B. Une protection accrue des droits humains
En matière d’investissement, les parties défendent leurs intérêts, laissant presque de côté ceux des populations. Or, il est fréquent que les relations investisseurs-Etats donnent lieu à des contentieux relatifs à la violation des droits des populations notamment lorsque les activités des filiales des multinationales portent atteinte à l’environnement et à la santé publique, soit par la déforestation abusive, soit par la pollution aux hydrocarbures. Les droits humains ont une place importante dans la pratique des amici curiae. Ceux-ci défendent les droits des populations, en s’appuyant sur des arguments fondés sur les droits sociaux, tels que le droit à la santé(13), à l’alimentation(14) et les droits des travailleurs(15), mais aussi sur les droits environnementaux tels que le droit à l’eau(16), le droit à un environnement sain, etc.
Dès lors, on peut soutenir que l’amicus curiae participe à la promotion et à l’effectivité des droits de l’Homme dans un climat des affaires où seuls les intérêts des parties comptent. Il s’appuie sur divers arguments relatifs à la protection des droits l’Homme et à la responsabilité sociale des entreprises. Dans l’arbitrage initié en vertu du chapitre 11 de l’ALENA, entre Methanex Corporation et les Etats-Unis d’Amérique, le tribunal a considéré que : « Amici have submitted analysis and arguments based on principles of international law that are not only relevant as applicable law, but that will provide material aid to the Tribunal in approaching and deciding the legal issues before it »(17).
Les avantages du mécanisme de l’amicus curiae ayant été démontrés, il faut s’intéresser aux pistes à emprunter pour son institutionnalisation en droit OHADA.

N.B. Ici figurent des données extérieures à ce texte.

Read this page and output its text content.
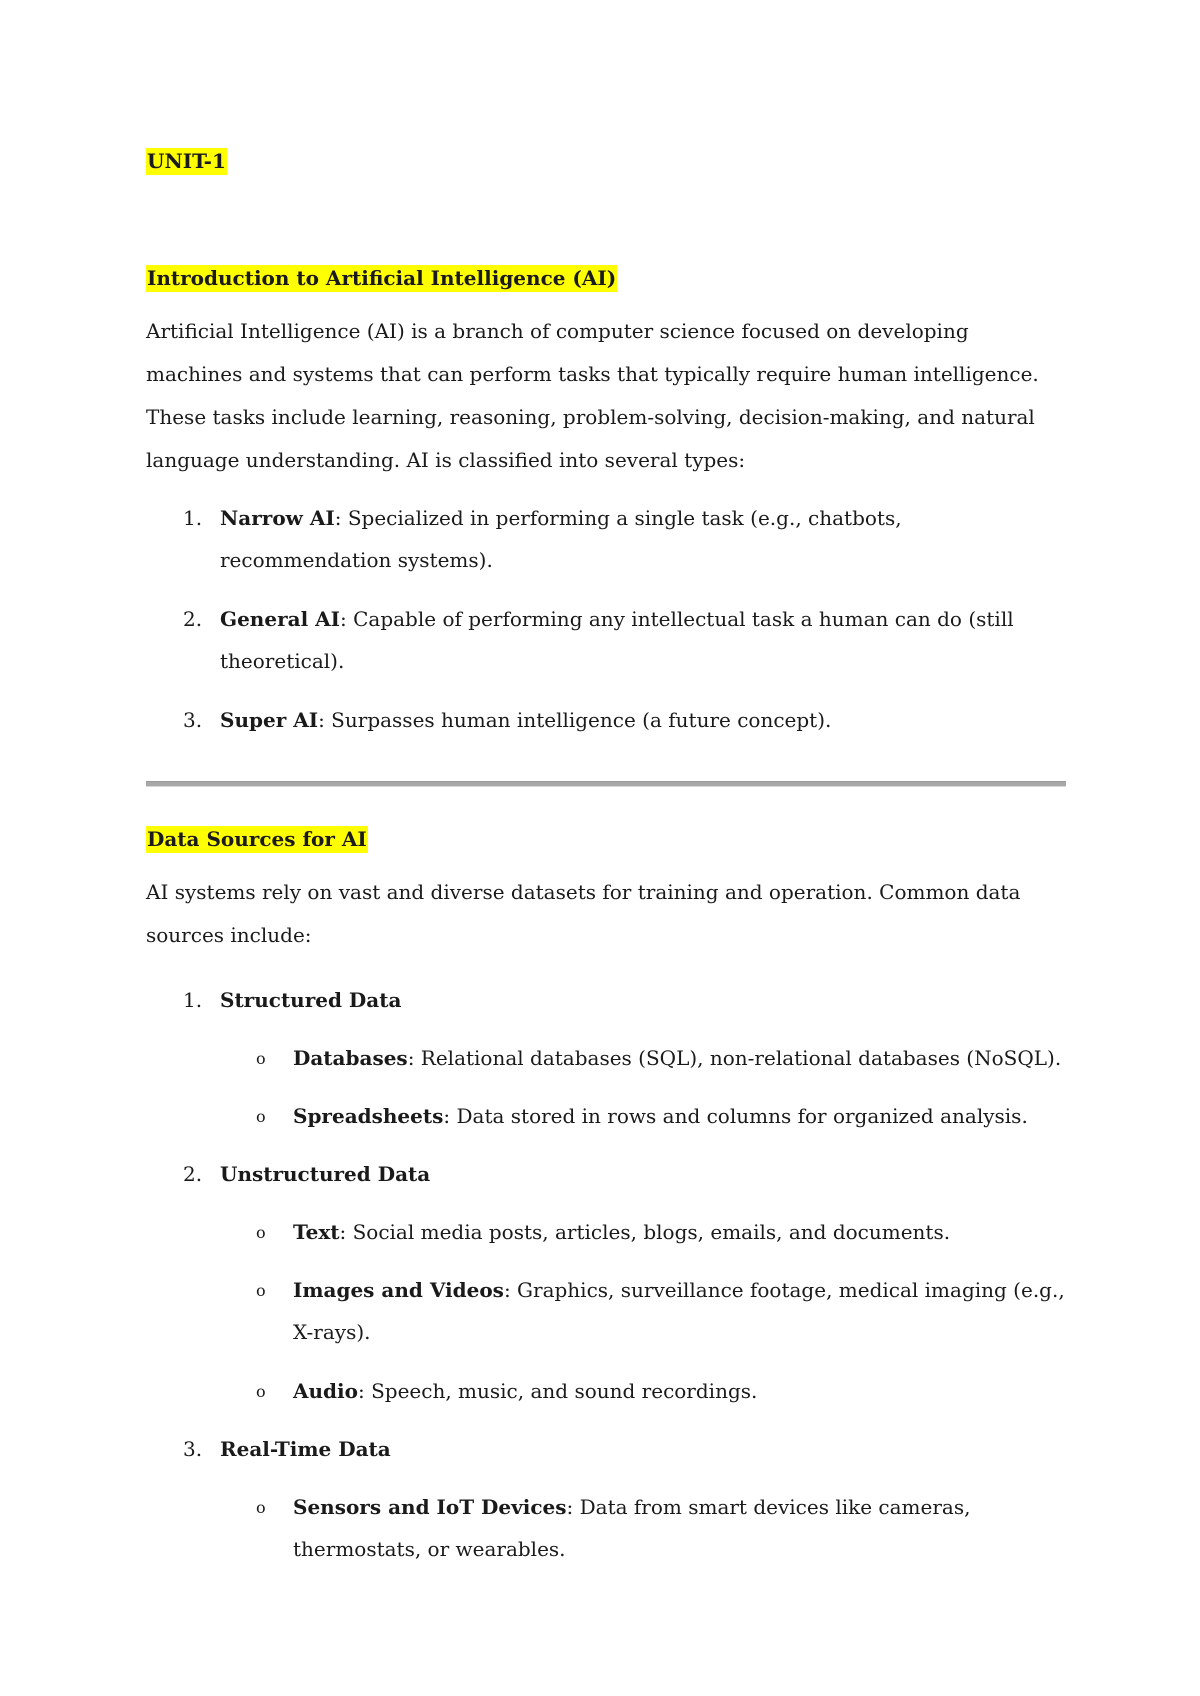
UNIT-1
Introduction to Artificial Intelligence (AI)

Artificial Intelligence (AI) is a branch of computer science focused on developing machines and systems that can perform tasks that typically require human intelligence. These tasks include learning, reasoning, problem-solving, decision-making, and natural language understanding. AI is classified into several types:

1. Narrow AI: Specialized in performing a single task (e.g., chatbots, recommendation systems).
2. General AI: Capable of performing any intellectual task a human can do (still theoretical).
3. Super AI: Surpasses human intelligence (a future concept).
Data Sources for AI

AI systems rely on vast and diverse datasets for training and operation. Common data sources include:

1. Structured Data
o Databases: Relational databases (SQL), non-relational databases (NoSQL).
o Spreadsheets: Data stored in rows and columns for organized analysis.
2. Unstructured Data
o Text: Social media posts, articles, blogs, emails, and documents.
o Images and Videos: Graphics, surveillance footage, medical imaging (e.g., X-rays).
o Audio: Speech, music, and sound recordings.
3. Real-Time Data
o Sensors and IoT Devices: Data from smart devices like cameras, thermostats, or wearables.
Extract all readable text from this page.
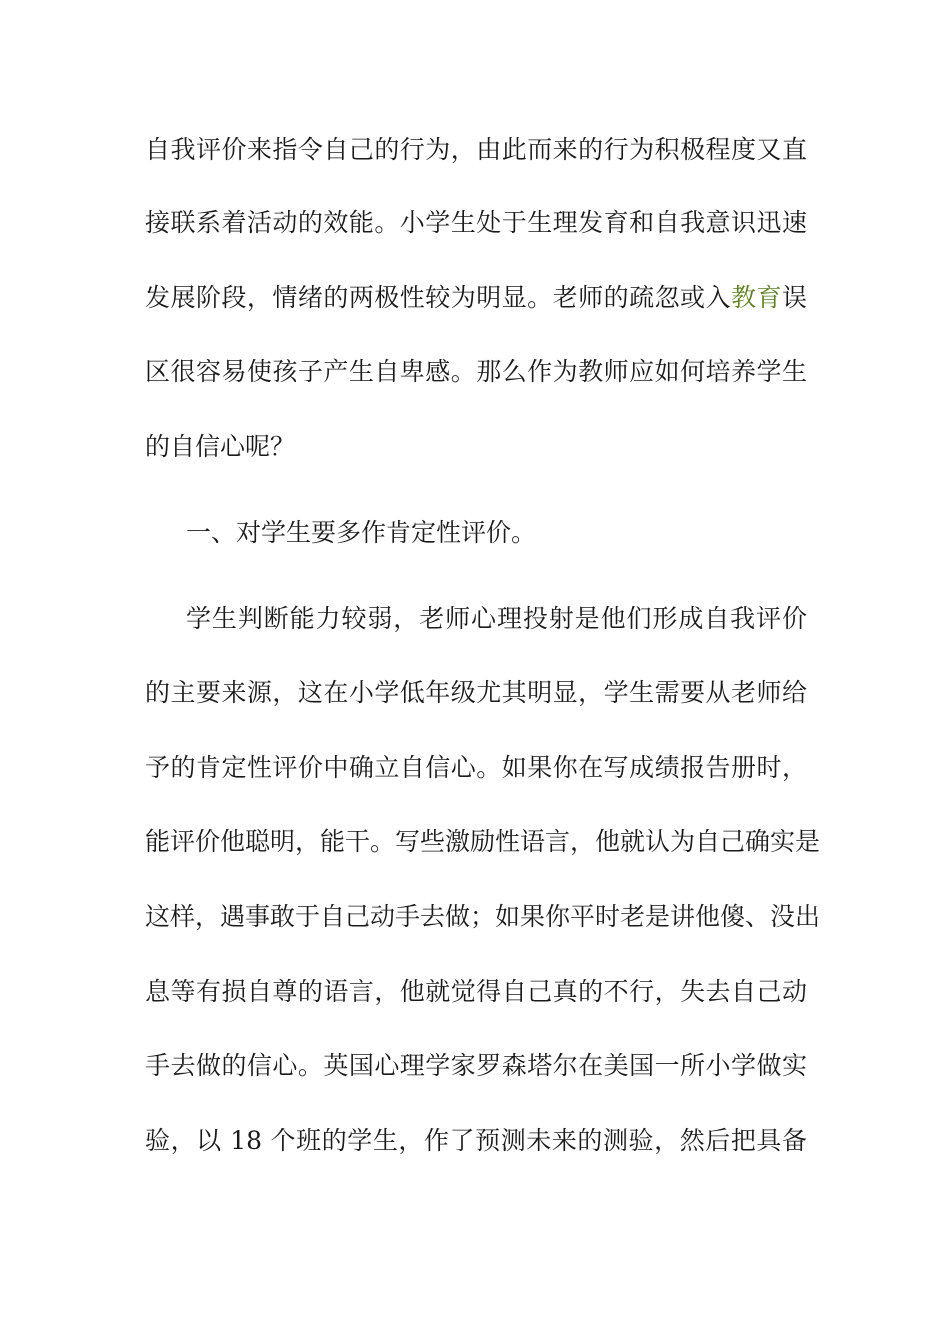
自我评价来指令自己的行为，由此而来的行为积极程度又直
接联系着活动的效能。小学生处于生理发育和自我意识迅速
发展阶段，情绪的两极性较为明显。老师的疏忽或入教育误
区很容易使孩子产生自卑感。那么作为教师应如何培养学生
的自信心呢？
一、对学生要多作肯定性评价。
学生判断能力较弱，老师心理投射是他们形成自我评价
的主要来源，这在小学低年级尤其明显，学生需要从老师给
予的肯定性评价中确立自信心。如果你在写成绩报告册时，
能评价他聪明，能干。写些激励性语言，他就认为自己确实是
这样，遇事敢于自己动手去做；如果你平时老是讲他傻、没出
息等有损自尊的语言，他就觉得自己真的不行，失去自己动
手去做的信心。英国心理学家罗森塔尔在美国一所小学做实
验，以 18 个班的学生，作了预测未来的测验，然后把具备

II. Les voies ouvertes à l’institutionnalisation du recours aux amici curiae en droit OHADA
Si l’adoption de mesures législatives favorables à l’amicus curiae peut être encouragée (A), il sera tout aussi intéressant de procéder par application des normes extérieures à l’espace OHADA au sein même de celui-ci (B).
A. L’autorisation législative du recours à l’amicus curiae dans l’espace OHADA
Il peut être envisagé l’adoption de mesures favorables aux recours à l’amicus curiae au sein de l’espace OHADA par les Etats membres à travers leurs législations. Par exemple, il pourrait être prévu qu’un tribunal arbitral qui se constitue dans un Etat aura toute latitude de recourir à l’amicus curiae. Un regard sur le droit de l’OMC permet de soutenir la proposition. Les articles 13.1 et 13.2 du Mémorandum prévoient que les groupes spéciaux peuvent demander à toute personne et à tout organisme des avis. Dans cette perspective, les tribunaux arbitraux ad hoc qui siègent dans un Etat membre de l’OHADA pourraient avoir la possibilité de recourir à des institutions comme les organisations non-gouvernementales dont le domaine d’action est pertinent par rapport aux questions qui seront tranchées par les arbitres. Cela veut dire que si les arbitres sont confrontés à des enjeux liés à l’économie de l’environnement ou à la protection des personnes vulnérables, ils feront appel à des compétences en ces matières. Ainsi, pourront agir comme amicus curiae non seulement les ONG, mais aussi les universitaires dont l’expérience et l’expertise peuvent être utiles.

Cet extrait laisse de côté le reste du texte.